La condizione costitutiva della politica è che non la si pensi tutti allo stesso modo, ed anche che non esista un modo di pensare più giusto degli altri per ragioni oggettive. E’ quindi con profondo rispetto per quanti, domani, compiranno nell’elezione del Capo dello Stato scelte diverse da quella del PD, che voterò con convinzione per Sergio Mattarella.

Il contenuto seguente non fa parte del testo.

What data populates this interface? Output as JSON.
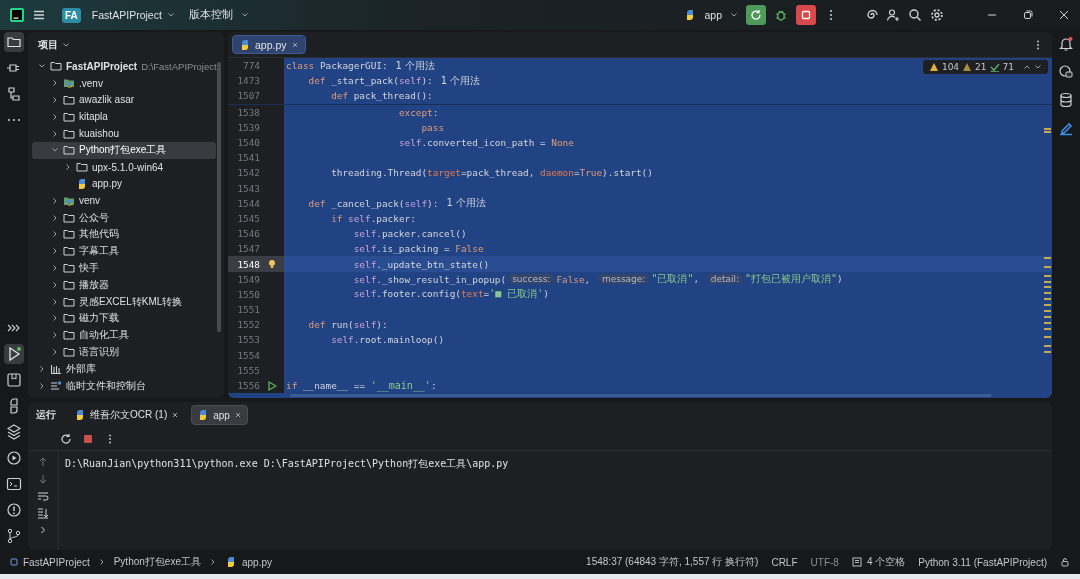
{
  "app": {
    "logo": "FA",
    "project": "FastAPIProject",
    "vcs": "版本控制",
    "run_config": "app"
  },
  "project": {
    "title": "项目",
    "tree": [
      {
        "name": "FastAPIProject",
        "path": "D:\\FastAPIProject",
        "kind": "folder",
        "expanded": true,
        "selected": false,
        "children": [
          {
            "name": ".venv",
            "kind": "venv",
            "expanded": false,
            "selected": false
          },
          {
            "name": "awazlik asar",
            "kind": "folder",
            "expanded": false,
            "selected": false
          },
          {
            "name": "kitapla",
            "kind": "folder",
            "expanded": false,
            "selected": false
          },
          {
            "name": "kuaishou",
            "kind": "folder",
            "expanded": false,
            "selected": false
          },
          {
            "name": "Python打包exe工具",
            "kind": "folder",
            "expanded": true,
            "selected": true,
            "children": [
              {
                "name": "upx-5.1.0-win64",
                "kind": "folder",
                "expanded": false,
                "selected": false
              },
              {
                "name": "app.py",
                "kind": "python",
                "selected": false
              }
            ]
          },
          {
            "name": "venv",
            "kind": "venv",
            "expanded": false,
            "selected": false
          },
          {
            "name": "公众号",
            "kind": "folder",
            "expanded": false,
            "selected": false
          },
          {
            "name": "其他代码",
            "kind": "folder",
            "expanded": false,
            "selected": false
          },
          {
            "name": "字幕工具",
            "kind": "folder",
            "expanded": false,
            "selected": false
          },
          {
            "name": "快手",
            "kind": "folder",
            "expanded": false,
            "selected": false
          },
          {
            "name": "播放器",
            "kind": "folder",
            "expanded": false,
            "selected": false
          },
          {
            "name": "灵感EXCEL转KML转换",
            "kind": "folder",
            "expanded": false,
            "selected": false
          },
          {
            "name": "磁力下载",
            "kind": "folder",
            "expanded": false,
            "selected": false
          },
          {
            "name": "自动化工具",
            "kind": "folder",
            "expanded": false,
            "selected": false
          },
          {
            "name": "语言识别",
            "kind": "folder",
            "expanded": false,
            "selected": false
          }
        ]
      },
      {
        "name": "外部库",
        "kind": "library",
        "expanded": false,
        "selected": false
      },
      {
        "name": "临时文件和控制台",
        "kind": "scratch",
        "expanded": false,
        "selected": false
      }
    ]
  },
  "editor": {
    "tabs": [
      {
        "label": "app.py",
        "selected": true
      }
    ],
    "inspections": {
      "warnings": "104",
      "weak_warnings": "21",
      "typos": "71"
    },
    "sticky_lines": [
      {
        "no": "774",
        "current": false,
        "tokens": [
          {
            "kind": "keyword",
            "text": "class "
          },
          {
            "kind": "plain",
            "text": "PackagerGUI:"
          },
          {
            "kind": "usage",
            "text": "1 个用法"
          }
        ]
      },
      {
        "no": "1473",
        "current": false,
        "tokens": [
          {
            "kind": "keyword",
            "text": "    def "
          },
          {
            "kind": "plain",
            "text": "_start_pack("
          },
          {
            "kind": "self",
            "text": "self"
          },
          {
            "kind": "plain",
            "text": "):"
          },
          {
            "kind": "usage",
            "text": "1 个用法"
          }
        ]
      },
      {
        "no": "1507",
        "current": false,
        "tokens": [
          {
            "kind": "keyword",
            "text": "        def "
          },
          {
            "kind": "plain",
            "text": "pack_thread():"
          }
        ]
      }
    ],
    "lines": [
      {
        "no": "1538",
        "current": false,
        "tokens": [
          {
            "kind": "keyword",
            "text": "                    except"
          },
          {
            "kind": "plain",
            "text": ":"
          }
        ]
      },
      {
        "no": "1539",
        "current": false,
        "tokens": [
          {
            "kind": "keyword",
            "text": "                        pass"
          }
        ]
      },
      {
        "no": "1540",
        "current": false,
        "tokens": [
          {
            "kind": "self",
            "text": "                    self"
          },
          {
            "kind": "plain",
            "text": ".converted_icon_path = "
          },
          {
            "kind": "keyword",
            "text": "None"
          }
        ]
      },
      {
        "no": "1541",
        "current": false
      },
      {
        "no": "1542",
        "current": false,
        "tokens": [
          {
            "kind": "plain",
            "text": "        threading.Thread("
          },
          {
            "kind": "param",
            "text": "target"
          },
          {
            "kind": "plain",
            "text": "=pack_thread, "
          },
          {
            "kind": "param",
            "text": "daemon"
          },
          {
            "kind": "plain",
            "text": "="
          },
          {
            "kind": "keyword",
            "text": "True"
          },
          {
            "kind": "plain",
            "text": ").start()"
          }
        ]
      },
      {
        "no": "1543",
        "current": false
      },
      {
        "no": "1544",
        "current": false,
        "tokens": [
          {
            "kind": "keyword",
            "text": "    def "
          },
          {
            "kind": "plain",
            "text": "_cancel_pack("
          },
          {
            "kind": "self",
            "text": "self"
          },
          {
            "kind": "plain",
            "text": "):"
          },
          {
            "kind": "usage",
            "text": "1 个用法"
          }
        ]
      },
      {
        "no": "1545",
        "current": false,
        "tokens": [
          {
            "kind": "keyword",
            "text": "        if "
          },
          {
            "kind": "self",
            "text": "self"
          },
          {
            "kind": "plain",
            "text": ".packer:"
          }
        ]
      },
      {
        "no": "1546",
        "current": false,
        "tokens": [
          {
            "kind": "self",
            "text": "            self"
          },
          {
            "kind": "plain",
            "text": ".packer.cancel()"
          }
        ]
      },
      {
        "no": "1547",
        "current": false,
        "tokens": [
          {
            "kind": "self",
            "text": "            self"
          },
          {
            "kind": "plain",
            "text": ".is_packing = "
          },
          {
            "kind": "keyword",
            "text": "False"
          }
        ]
      },
      {
        "no": "1548",
        "current": true,
        "kind": "bulb",
        "tokens": [
          {
            "kind": "self",
            "text": "            self"
          },
          {
            "kind": "plain",
            "text": "._update_btn_state()"
          }
        ]
      },
      {
        "no": "1549",
        "current": false,
        "tokens": [
          {
            "kind": "self",
            "text": "            self"
          },
          {
            "kind": "plain",
            "text": "._show_result_in_popup("
          },
          {
            "kind": "hint",
            "text": "success:"
          },
          {
            "kind": "keyword",
            "text": "False"
          },
          {
            "kind": "plain",
            "text": ", "
          },
          {
            "kind": "hint",
            "text": "message:"
          },
          {
            "kind": "string",
            "text": "\"已取消\""
          },
          {
            "kind": "plain",
            "text": ", "
          },
          {
            "kind": "hint",
            "text": "detail:"
          },
          {
            "kind": "string",
            "text": "\"打包已被用户取消\""
          },
          {
            "kind": "plain",
            "text": ")"
          }
        ]
      },
      {
        "no": "1550",
        "current": false,
        "tokens": [
          {
            "kind": "self",
            "text": "            self"
          },
          {
            "kind": "plain",
            "text": ".footer.config("
          },
          {
            "kind": "param",
            "text": "text"
          },
          {
            "kind": "plain",
            "text": "="
          },
          {
            "kind": "string",
            "text": "'■ 已取消'"
          },
          {
            "kind": "plain",
            "text": ")"
          }
        ]
      },
      {
        "no": "1551",
        "current": false
      },
      {
        "no": "1552",
        "current": false,
        "tokens": [
          {
            "kind": "keyword",
            "text": "    def "
          },
          {
            "kind": "plain",
            "text": "run("
          },
          {
            "kind": "self",
            "text": "self"
          },
          {
            "kind": "plain",
            "text": "):"
          }
        ]
      },
      {
        "no": "1553",
        "current": false,
        "tokens": [
          {
            "kind": "self",
            "text": "        self"
          },
          {
            "kind": "plain",
            "text": ".root.mainloop()"
          }
        ]
      },
      {
        "no": "1554",
        "current": false
      },
      {
        "no": "1555",
        "current": false
      },
      {
        "no": "1556",
        "current": false,
        "kind": "run",
        "tokens": [
          {
            "kind": "keyword",
            "text": "if "
          },
          {
            "kind": "plain",
            "text": "__name__ == "
          },
          {
            "kind": "string",
            "text": "'__main__'"
          },
          {
            "kind": "plain",
            "text": ":"
          }
        ]
      }
    ]
  },
  "run": {
    "title": "运行",
    "tabs": [
      {
        "label": "维吾尔文OCR (1)",
        "selected": false
      },
      {
        "label": "app",
        "selected": true
      }
    ],
    "output": "D:\\RuanJian\\python311\\python.exe D:\\FastAPIProject\\Python打包exe工具\\app.py"
  },
  "status_bar": {
    "breadcrumbs": [
      "FastAPIProject",
      "Python打包exe工具",
      "app.py"
    ],
    "position": "1548:37 (64843 字符, 1,557 行 换行符)",
    "line_separator": "CRLF",
    "encoding": "UTF-8",
    "indent": "4 个空格",
    "interpreter": "Python 3.11 (FastAPIProject)"
  }
}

Tuttavia, certo per mio limite, sono abbastanza perplesso dal comportamento di due grandi forze rappresentate in Parlamento, e per la precisione da Forza Italia e dal Movimento Cinque Stelle. Ho sentito Daniela Santanché profferire epiteti innominabili all’indirizzo del nostro presidente del Consiglio, perché avrebbe tradito il patto con Berlusconi. Dicevo ieri che in realtà Renzi si è limitato a fare quello che aveva sempre detto di voler fare: individuare un candidato condiviso da tutto il Pd che non fosse vissuto come ostile dalle altre forze politiche.
Non ho partecipato alle trattative, ma mi pareva che da parte di Forza Italia ci fossero alcune richieste: di non candidare personalità tecniche; di evitare personalità che fossero state leader di partito; di avere un candidato moderato, dal profilo il più vicino possibile a quello del popolarismo europeo. Sarebbe difficile immaginare uno che più di Sergio Mattarella risponda a questo identikit.
Lo stesso Berlusconi, peraltro, precisa che il suo diniego non va inteso come un rifiuto della persona, ma come una contestazione del metodo. Il metodo però mi pare altrettanto trasparente: il leader della maggior forza politica riflette, consulta e propone. Non il giochino della rosa dei nomi, che equivale a dare ad un altro la licenza di scegliere in casa tua, ma un candidato che tenga conto delle indicazioni ricevute. Ed è questo il caso.
Tuttavia, se Berlusconi e Forza Italia possono trovare nella scheda bianca un modo per ricompattarsi e “cedere con fermezza”, capisco davvero poco il Movimento Cinque Stelle. Sergio Mattarella è un candidato dalla biografia irreprensibile, ed è fra l’altro autore di una legge elettorale che i grillini ritenevano e penso ritengano fra le migliori. Il Movimento, che era possibilista sull’ipotesi di votare Romano Prodi, il papà dell’euro, e il Pierluigi Bersani che aveva svillaneggiato, non ritiene nemmeno di sottoporre ai propri militanti, secondo le loro peculiari regole interne, il nome di Mattarella per sapere se sia gradito? Dopo la prova di duttilità e di “scaltrezza” che aveva portato a quelle due indicazioni, mi pare un ritorno indietro.
Intendiamoci, l’idea che esista una “maggioranza del Quirinale” in concorrenza o in sfida con quella di Governo o quella per le riforme è una solenne sciocchezza: come ha detto Renzi, siamo consapevoli di candidare al Quirinale una persona che non esiterà a dire “no” anche a coloro che lo hanno votato, quando i suoi doveri glielo impongano. Ogni calcolo o geometria politica basato sull’inquilino del Colle è destinato a naufragare. Ma proprio per questo non sarebbe male se la politica, in presenza di una personalità moderata, autorevole, equilibrata, che nessuno può davvero sentire come una minaccia, mostri una volta tanto di saper distinguere ciò su cui è giusto dividersi da ciò su cui è giusto unirsi.